“I still want to do useful things,” Peter Galbraith explains. He says he wants to help build in Vermont a publicly funded health-care system, for instance, as a model for the nation. But his policy ideas seem preliminary, and it’s hard to avoid the impression that even a fledgling political career is, for Galbraith, simply the best of the available options, and that his mind is still in Afghanistan.
The night before I left, Galbraith had his brother, a few friends, and me over for dinner. It was a boozy meal that started pleasantly and turned grim, when Galbraith and his assistant Tracey Brinson—who had accompanied him to Afghanistan and stayed there after he left—took turns telling what is for Galbraith the emblematic story of Afghanistan, which is the attack on the Bakhtar guesthouse.

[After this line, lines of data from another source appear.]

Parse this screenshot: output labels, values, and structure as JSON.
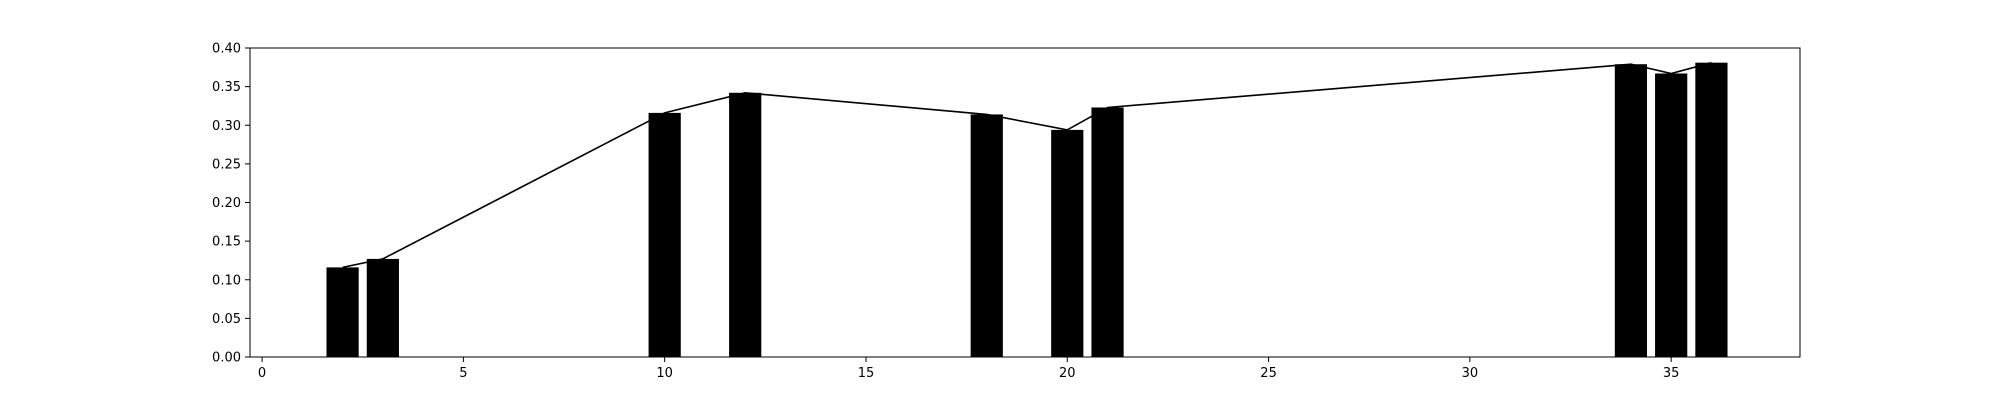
{
  "chart_data": {
    "type": "bar",
    "title": "",
    "xlabel": "",
    "ylabel": "",
    "xlim": [
      -0.3,
      38.2
    ],
    "ylim": [
      0,
      0.4
    ],
    "grid": false,
    "bar_color": "#000000",
    "line_color": "#000000",
    "bar_width": 0.8,
    "x_ticks": [
      0,
      5,
      10,
      15,
      20,
      25,
      30,
      35
    ],
    "y_ticks": [
      0.0,
      0.05,
      0.1,
      0.15,
      0.2,
      0.25,
      0.3,
      0.35,
      0.4
    ],
    "x_tick_labels": [
      "0",
      "5",
      "10",
      "15",
      "20",
      "25",
      "30",
      "35"
    ],
    "y_tick_labels": [
      "0.00",
      "0.05",
      "0.10",
      "0.15",
      "0.20",
      "0.25",
      "0.30",
      "0.35",
      "0.40"
    ],
    "x": [
      2,
      3,
      10,
      12,
      18,
      20,
      21,
      34,
      35,
      36
    ],
    "values": [
      0.116,
      0.127,
      0.316,
      0.342,
      0.314,
      0.294,
      0.323,
      0.379,
      0.367,
      0.381
    ]
  }
}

Just before dawn on October 28, 2009, Galbraith said, after he’d left the country and a week before the scheduled runoff election, a group of Taliban fighters dressed as Afghan police arrived at the guesthouse in Kabul that housed U.N. election staff. They climbed a fence and began to lob grenades inside. Two security men—one a former U.S. Navy commando named Louis Maxwell—fought them off from the roof for the better part of an hour, permitting most of the U.N. staff to escape, though several were injured and eight people were killed. After the fight was over and the courtyard secured, Maxwell walked outside of the compound, where he was shot dead, likely by a member of the Afghan police.
The event was depressing in all aspects—the U.N. initially reported that Maxwell had been killed by Taliban, until a German magazine obtained a video of the incident. But to Galbraith it seemed to make plain the folly of a counterinsurgency strategy. “It is impossible to separate the Taliban and the government,” Galbraith said over dinner. “They are the same thing. Without a credibly elected government, there is no place for a tribal leader to go to rat out a Taliban commander. And so a counterinsurgency strategy has no hope.”
At the end of this year, while the U.N. is reviewing Galbraith’s wrongful-termination claim, President Obama will be conducting a review of the Afghanistan surge he authorized last fall. The administration is now spending billions of dollars to build an Afghan state—placing advisers in the ministries, recruiting and counseling judges, organizing and training an army, all the while partnering with a government it suspects is corrupt. To Galbraith, this is the same kind of strategy that failed the Bush administration in Iraq: a quasi-colonial insistence on holding together a country by will alone. And so another form of idealism had supplanted his own.
“You cannot impose on people your own wants,” Galbraith says vigorously, “no matter how much you yourself might want them.” He meant this as a policy lesson, but it is hard not to infer a second meaning, one he missed: that he himself could not impose on the West his own conviction that a principle was at stake, no matter how keenly he felt it.